Because the patient had severe tenderness, pain, and clicking in the medial compartment of the knee joint, we treated the lesions of the medial and lateral femoral condyles differently, suspecting that the most problematic lesion of the joint would be the osteonecrotic lesion of the medial femoral condyle. Because this was the first case to our knowledge in which this treatment was performed, we did not know the appropriate numbers of cells to use for both the tissue-engineered cartilage and the bone lesion. We transplanted all of the cultured cartilage cells to the lesion of the medial femoral condyle to focus on the most problematic lesion, and we did not transplant cells to the lesion in the lateral femoral condyle.
There are several treatment methods for large osteochondral defects. Although autologous chondrocyte implantation can repair cartilage lesions associated with small osseous defects, it cannot repair an underlying large osseous defect6,7. Autologous osteochondral transplantation or an osteochondral allograft may be indicated for large full-thickness articular defects14. Because this patient had a mixed connective-tissue disease, her own cartilage and subchondral bone might not have been normal or suitable for transplantation. We therefore decided to perform this new procedure, which is a possible treatment option for patients with steroid-induced osteonecrosis of the distal part of the femur. It is important to note that cartilage-like tissue regeneration and bone regeneration were achieved simultaneously in the medial femoral condyle of our patient even though we harvested only a small amount of cartilage and bone marrow. Further studies will be necessary to determine the size range of lesions that may be treated with this new procedure.

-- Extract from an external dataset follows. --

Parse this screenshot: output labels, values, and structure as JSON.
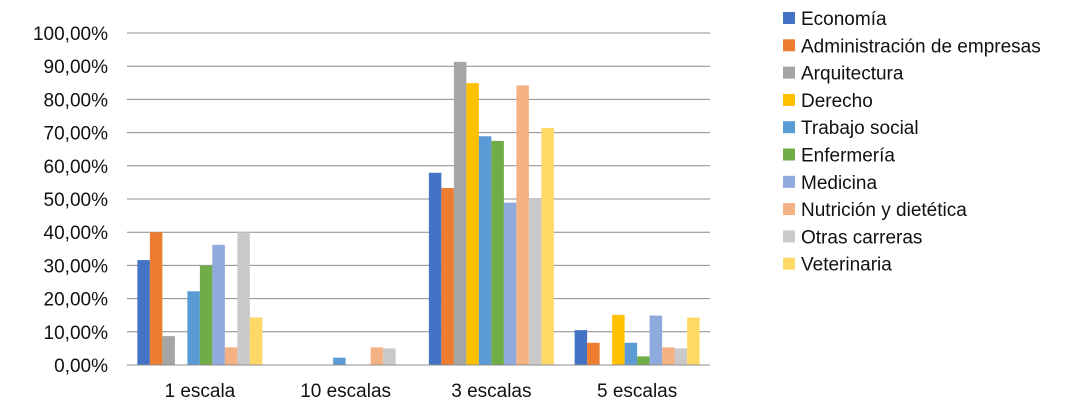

Although our result was good clinically and was confirmed by second-look arthroscopy, there are some limitations in this case report. First, the follow-up period for this patient was too short to evaluate the long-term survival of the regenerated tissue. Long-term follow-up of this patient will be particularly important because histological examination of the biopsy specimen showed that the regenerated tissue was not true hyaline cartilage and that the cartilage-like tissue and the IP-CHA implant were not well integrated as a unit. A second limitation is that we did not evaluate the stem-cell potential of the adherent cells from the bone marrow, which we referred to as mesenchymal stem cells. These cells probably consisted of a heterogeneous cell population that had varying potential to differentiate along several cell lines. It will be necessary to purify the cells to enable better tissue regeneration in the future, although the isolation procedure used in this study was very straightforward and clinically feasible15. Another potential limitation was that the lesion of the medial femoral condyle was covered with a synovial flap while the lesion of the lateral femoral condyle was not covered. Therefore, there was a possibility that the synovial tissue contributed to the tissue regeneration over the medial femoral condyle. Further studies that clarify the role of the transplanted synovial flap will be necessary to address this issue.
In conclusion, although further studies on a greater number of patients will be necessary to investigate the long-term efficacy of this procedure, we believe that the implantation of tissue-engineered cartilage and a hydroxyapatite implant hybridized with cultured bone-marrow derived cells has potential for future use in the treatment of large complex osteochondral defects.